Background to this inspection
Updated
14 December 2015
We carried out this inspection under Section 60 of the Health and Social Care Act 2008 as part of our regulatory functions. This inspection was planned to check whether the provider is meeting the legal requirements and regulations associated with the Health and Social Care Act 2008, to look at the overall quality of the service, and to provide a rating for the service under the Care Act 2014.
The inspection took place on 21 May 2015. The inspection was unannounced.
The inspection team included two inspectors.
On this occasion we did not ask the provider to complete a Provider Information Return (PIR). This is a form that asks the provider to give some key information about the service, what the service does well and improvements they plan to make. Before the inspection, we reviewed all the information held about the provider.
As part of the inspection we spoke with the new registered manager. We spoke with four members of care staff. We looked at three people’s care records and two staff members’ files. We also completed general observations and a Short Observational Frameworks for Inspection (SOFI). SOFI is a way of observing care to help us understand the experience of people who could not talk with us.
Updated
14 December 2015
We inspected Station Road on 21 May 2015. This was an unannounced inspection.

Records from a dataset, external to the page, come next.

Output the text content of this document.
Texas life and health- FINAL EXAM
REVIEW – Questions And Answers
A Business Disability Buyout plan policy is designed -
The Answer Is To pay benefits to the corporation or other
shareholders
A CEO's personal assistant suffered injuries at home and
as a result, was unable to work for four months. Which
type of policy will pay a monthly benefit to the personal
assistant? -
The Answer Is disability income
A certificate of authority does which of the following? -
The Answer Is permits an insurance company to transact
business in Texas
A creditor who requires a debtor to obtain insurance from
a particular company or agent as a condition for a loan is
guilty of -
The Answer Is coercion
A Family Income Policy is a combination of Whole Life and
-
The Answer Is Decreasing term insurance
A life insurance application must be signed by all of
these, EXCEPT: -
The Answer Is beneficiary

Station Road provides accommodation for up to 12 people with learning disabilities who have nursing needs. The accommodation comprises of two purpose built bungalows, each with six single rooms. The service is located within the village of Clayton, on the outskirts of Bradford.
The service had a registered manager in place. A registered manager is a person who has registered with the Care Quality Commission to manage the service. Like registered providers, they are ‘registered persons’. Registered persons have legal responsibility for meeting the requirements in the Health and Social Care Act 2008 and associated Regulations about how the service is run.

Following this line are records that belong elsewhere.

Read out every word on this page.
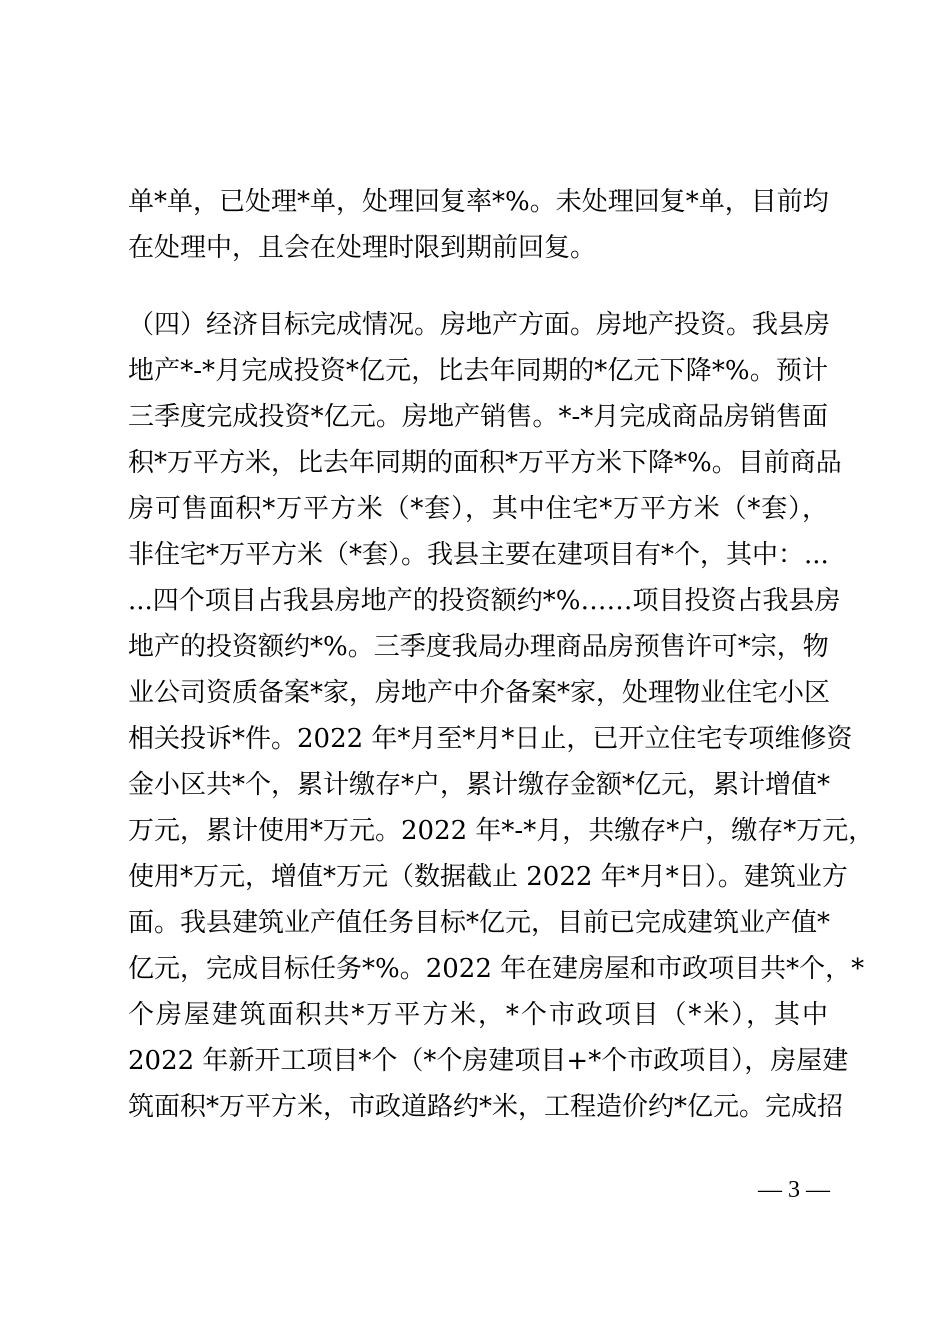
单*单，已处理*单，处理回复率*%。未处理回复*单，目前均
在处理中，且会在处理时限到期前回复。
（四）经济目标完成情况。房地产方面。房地产投资。我县房
地产*-*月完成投资*亿元，比去年同期的*亿元下降*%。预计
三季度完成投资*亿元。房地产销售。*-*月完成商品房销售面
积*万平方米，比去年同期的面积*万平方米下降*%。目前商品
房可售面积*万平方米（*套），其中住宅*万平方米（*套），
非住宅*万平方米（*套）。我县主要在建项目有*个，其中：...
...四个项目占我县房地产的投资额约*%……项目投资占我县房
地产的投资额约*%。三季度我局办理商品房预售许可*宗，物
业公司资质备案*家，房地产中介备案*家，处理物业住宅小区
相关投诉*件。2022 年*月至*月*日止，已开立住宅专项维修资
金小区共*个，累计缴存*户，累计缴存金额*亿元，累计增值*
万元，累计使用*万元。2022 年*-*月，共缴存*户，缴存*万元，
使用*万元，增值*万元（数据截止 2022 年*月*日）。建筑业方
面。我县建筑业产值任务目标*亿元，目前已完成建筑业产值*
亿元，完成目标任务*%。2022 年在建房屋和市政项目共*个，*
个房屋建筑面积共*万平方米，*个市政项目（*米），其中
2022 年新开工项目*个（*个房建项目+*个市政项目），房屋建
筑面积*万平方米，市政道路约*米，工程造价约*亿元。完成招
— 3 —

We spoke with staff who told us they had received safeguarding training and could tell us what action they would take if they had a concern. The service had a safeguarding policy in place. Safeguarding was discussed in team meetings as a set agenda item.
The service used equipment to help in moving and handling. We saw equipment had been serviced. Staff told us they received training on how to use the equipment and felt confident when they used it. We observed staff completed visual checks on equipment each time they used it.
Staff told us they had received regular training and felt they were competent to complete their role. We looked at the training matrix. Although the majority of training had been completed by most staff, there were gaps where staff needed to update their knowledge on some courses.
The registered manager told us how they set the staffing levels in the service. Staffing levels were maintained to support people with their needs at all times. We saw morning shifts started with three members of staff with an additional fourth member joining later on in the day to support with the busier times. During the day of inspection we saw everyone had their needs met within a swift time frame.
People received their medicines in line with their prescription. Medicines were stored appropriately and administered by trained staff. We observed staff followed good practice. For example handing out one person’s medicines at a time and signing after people had taken it. All bottles with one exception had stickers on that listed the date of opening.
Staff were recruited in line with the provider’s policy. We saw staff had been interviewed and had been ID checked, references checked and criminal background checked. Staff told us they received an induction program to work through when they started with the provider.
We observed practices in the service. We saw people were given privacy and had their dignity respected. Staff knocked on people’s doors before entering and explained what they were doing before they did it. Staff told us they had a good knowledge of people and how they communicated. With this knowledge staff could identify if people did not want to do an activity or refused a request made by staff. This told us people had the opportunity to have their choices heard by staff who understood them.
People were encouraged to maintain a level of independence. Staff told us they get people to do as much as they can for themselves. We observed one person being supported to prepare their own lunch.
Before people moved to live at the service, an assessment of their needs had been carried out. One of the two properties was in the process of being decommissioned and people were moving to the second property or elsewhere. Checks to see if their needs could still be met had been completed.
Care records were reviewed on a regular basis. Records were written in a person centred way and reflected the person’s needs. Records and documentation were in the process of changing which could cause confusion. Staff felt the new documents were positive and easy to follow. Care records had involvement from health professionals and advocates. Daily notes reflected interaction with other health professionals. Staff told us they would refer people to health professionals if they felt they would benefit from professional advice. Care records included people’s personal preferences, goals and activities. Activities were on going and people were given a choice if they wanted to do an activity or not.
We saw the service had made Deprivation of Liberty’s Safeguard referrals which had been granted to deprive people of their liberty in legal way to keep them safe. We looked at the documentation and saw appropriate information had been captured.
People had individual meal plans created. Staff supported people to make their own food. We asked staff about the different way in which people ate their food. Staff were able to tell us people’s dietary needs and how they supported people with eating. We observed people eating their food over meal times. People had a choice of food or drink and could change their mind.
The registered manager completed quality audits to analyse performance and identify improvements. Audits completed created an action plan. Feedback to team members was given during team meetings.
The service had a complaints policy in place. We did not see any complaints recorded in the previous 12 months of the date of inspection. The registered manager told us that complaints would be responded to in line with their policy. The complaints policy was available as an easy read document for the people that used the service. The service notified the Care Quality Commission of events in line with their registration.